7:30-8:00 am wake up ( i feed jack jack)
8:00-8:30 breakfast for harper, calvary and myself
8:30-9:00 get harper and calvary dressed
9:00-10:30/11:00 nap for jack
9:00-10:30/11:00 i play with harper and calvary or we do school work and housework
10:30/11:00 i feed jack jack
11:30-12:30 lunch with kyle
1130/12:00-1:00/1:30 jack jack's nap
12:30-1:30 play with the kids
1:30-3:30 harper and calvary's nap
1:30 i feed jack jack
3:00-4:30 jack jack's nap
3:30-4:00 snack for harper and calvary
4:00- 4:30 cartoons
4:30 i feed jack jack
5:00-7:00 dinner and kyle
6:00-7:30 jack jack's nap
7:00- 7:30 get ready for bed
7:30-7:45 cartoons
7:30 i feed jack jack
7:45 i read to harper and calvary in their own bedrooms and lights out at 8:00
8:30--- lights out for jack jack
8:30-10:30 kyle and cassie time! yay! i eat copious amounts of junk food at this point in time to recover.
10:30 i feed jack jack
11:00 back to bed for jack jack and bedtime for me
11:00-1:00 kyle plays video games
1:00 kyle feeds jack jack....
sometime between 4:00 am and 6:00 am i feed jack jack
and at 7:30 it starts all over again....

Tuesday, January 6, 2009

updates....

some new pictures...





calvary has officially embraced his new brother... the other night he asked if he could hold jack-jack. his request was completly unprompted and his delight immeasurable. as with all things calvary, it had to be on his own terms. as i put him to bed last night i offered him his pacifier and he looked at it and nonchalantly stated "i don't need it", and that was that. he did use it at nap but i believe that big steps like potty training and habit breaking and new sibilings has to be all at his own pace---when he's ready, he'll jump in.



all of the hugs and kisses from harper and calvary's pneumonia and bronchitis ridden little bodies have had the adverse effect of oliver getting rsv...

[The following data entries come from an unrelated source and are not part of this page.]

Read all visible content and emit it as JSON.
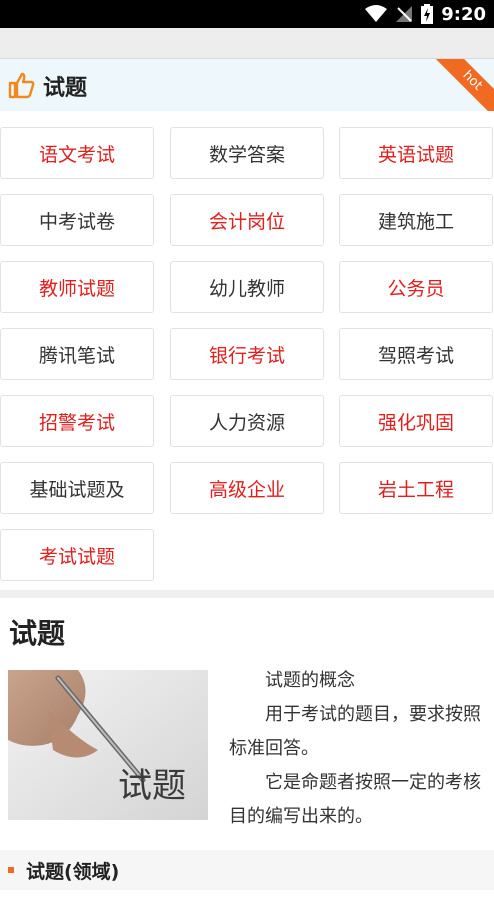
{
  "status_bar": {
    "time": "9:20"
  },
  "header": {
    "title": "试题",
    "ribbon": "hot"
  },
  "grid": {
    "rows": [
      [
        {
          "label": "语文考试",
          "red": true
        },
        {
          "label": "数学答案",
          "red": false
        },
        {
          "label": "英语试题",
          "red": true
        }
      ],
      [
        {
          "label": "中考试卷",
          "red": false
        },
        {
          "label": "会计岗位",
          "red": true
        },
        {
          "label": "建筑施工",
          "red": false
        }
      ],
      [
        {
          "label": "教师试题",
          "red": true
        },
        {
          "label": "幼儿教师",
          "red": false
        },
        {
          "label": "公务员",
          "red": true
        }
      ],
      [
        {
          "label": "腾讯笔试",
          "red": false
        },
        {
          "label": "银行考试",
          "red": true
        },
        {
          "label": "驾照考试",
          "red": false
        }
      ],
      [
        {
          "label": "招警考试",
          "red": true
        },
        {
          "label": "人力资源",
          "red": false
        },
        {
          "label": "强化巩固",
          "red": true
        }
      ],
      [
        {
          "label": "基础试题及",
          "red": false
        },
        {
          "label": "高级企业",
          "red": true
        },
        {
          "label": "岩土工程",
          "red": true
        }
      ],
      [
        {
          "label": "考试试题",
          "red": true
        }
      ]
    ]
  },
  "article": {
    "title": "试题",
    "image_caption": "试题",
    "paragraphs": [
      "试题的概念",
      "用于考试的题目，要求按照标准回答。",
      "它是命题者按照一定的考核目的编写出来的。"
    ]
  },
  "section": {
    "label": "试题(领域)"
  },
  "colors": {
    "accent": "#f06a22",
    "red_text": "#e41d1d",
    "header_bg": "#eef7fb"
  }
}
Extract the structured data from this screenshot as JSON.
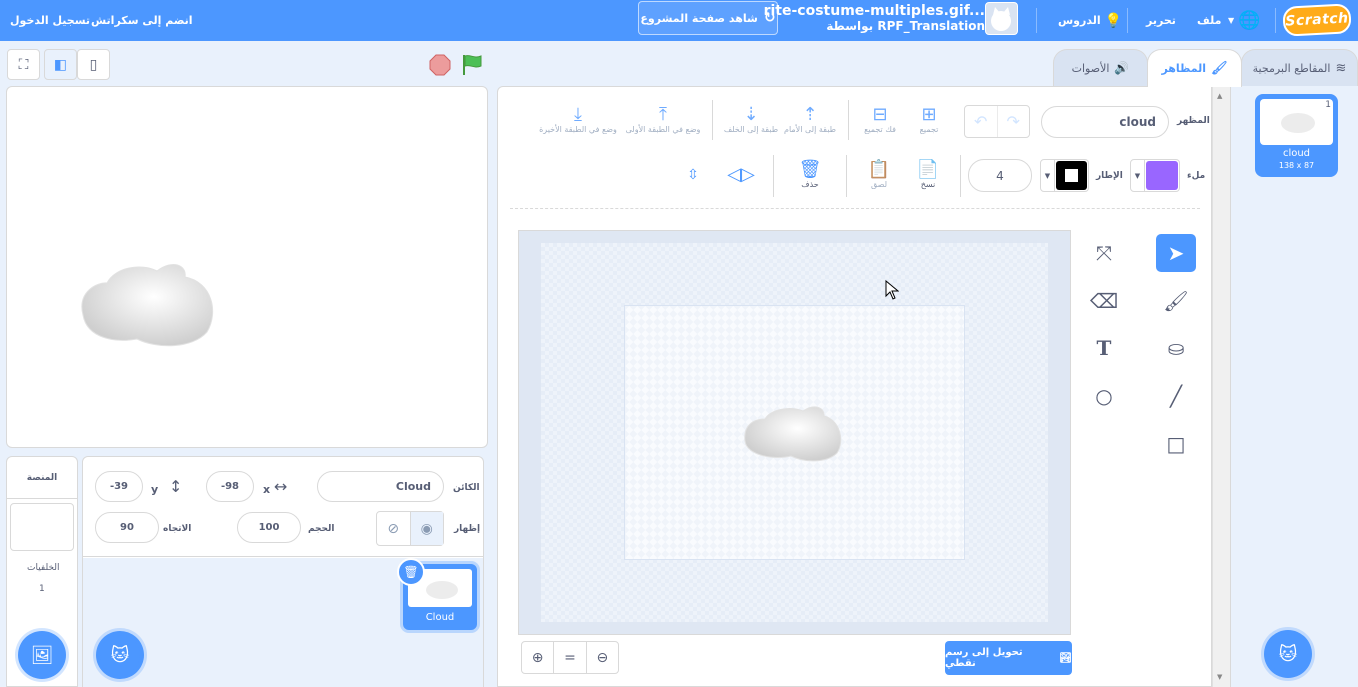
{
  "menubar": {
    "logo": "Scratch",
    "file": "ملف",
    "edit": "تحرير",
    "tutorials": "الدروس",
    "project_title": "rite-costume-multiples.gif...",
    "project_author": "بواسطة RPF_Translation",
    "see_project_page": "شاهد صفحة المشروع",
    "join": "انضم إلى سكراتش",
    "sign_in": "تسجيل الدخول"
  },
  "tabs": {
    "code": "المقاطع البرمجية",
    "costumes": "المظاهر",
    "sounds": "الأصوات"
  },
  "costume_list": {
    "items": [
      {
        "index": "1",
        "name": "cloud",
        "size": "138 x 87"
      }
    ]
  },
  "paint_editor": {
    "costume_label": "المظهر",
    "costume_name": "cloud",
    "group": "تجميع",
    "ungroup": "فك تجميع",
    "forward": "طبقة إلى الأمام",
    "backward": "طبقة إلى الخلف",
    "front": "وضع في الطبقة الأولى",
    "back": "وضع في الطبقة الأخيرة",
    "fill_label": "ملء",
    "fill_color": "#9966ff",
    "outline_label": "الإطار",
    "outline_color": "#000000",
    "outline_width": "4",
    "copy": "نسخ",
    "paste": "لصق",
    "delete": "حذف",
    "convert_button": "تحويل إلى رسم نقطي",
    "zoom_in": "+",
    "zoom_reset": "=",
    "zoom_out": "−"
  },
  "sprite_info": {
    "sprite_label": "الكائن",
    "sprite_name": "Cloud",
    "x_label": "x",
    "x_value": "-98",
    "y_label": "y",
    "y_value": "-39",
    "show_label": "إظهار",
    "size_label": "الحجم",
    "size_value": "100",
    "direction_label": "الاتجاه",
    "direction_value": "90"
  },
  "sprites": [
    {
      "name": "Cloud"
    }
  ],
  "stage_panel": {
    "title": "المنصة",
    "backdrops_label": "الخلفيات",
    "backdrops_count": "1"
  },
  "colors": {
    "accent": "#4c97ff",
    "logo": "#ffab19"
  }
}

thankfully their illnesses were also enough to keep me highly alert to any symptoms oliver displayed so we caught it rather quickly. the saddest part is that he has to take two breathing treatments a day---it breaks my heart to see his little face behind the mask. i pray that he recovers quickly and our life can return to some state of normalcy....no more new births, holidays, or sickness...that is my new year's resolution.


Friday, January 2, 2009

introducing oliver jack murray....

oliver jack murray
december 19, 2008
8 lbs 10 oz
22 inches
we anxiously awaited oliver's arrival and finally on december 18th (my due date) the greatest doctor in the world agreed to induce me so that i would not have to risk being in the hospital on christmas. my experience with the hospital was fantastic. i actually felt like i was present for the first time during the birth of one of my children. i was well rested and prepared and he was born without complication. we are so thankful! we named him oliver because that is my maiden name and we love giving our children family names. jack came from harper. ever since we found out that he was a boy harper decided that she would call him "jack jack" and she did. and calvary did. we really wanted to incorporate the name somehow because it has special significance since harper picked it. the name is short for jonathan, which means "God is gracious" and nothing seemed more perfect for naming our child than a reminder of how gracious God is in giving us children!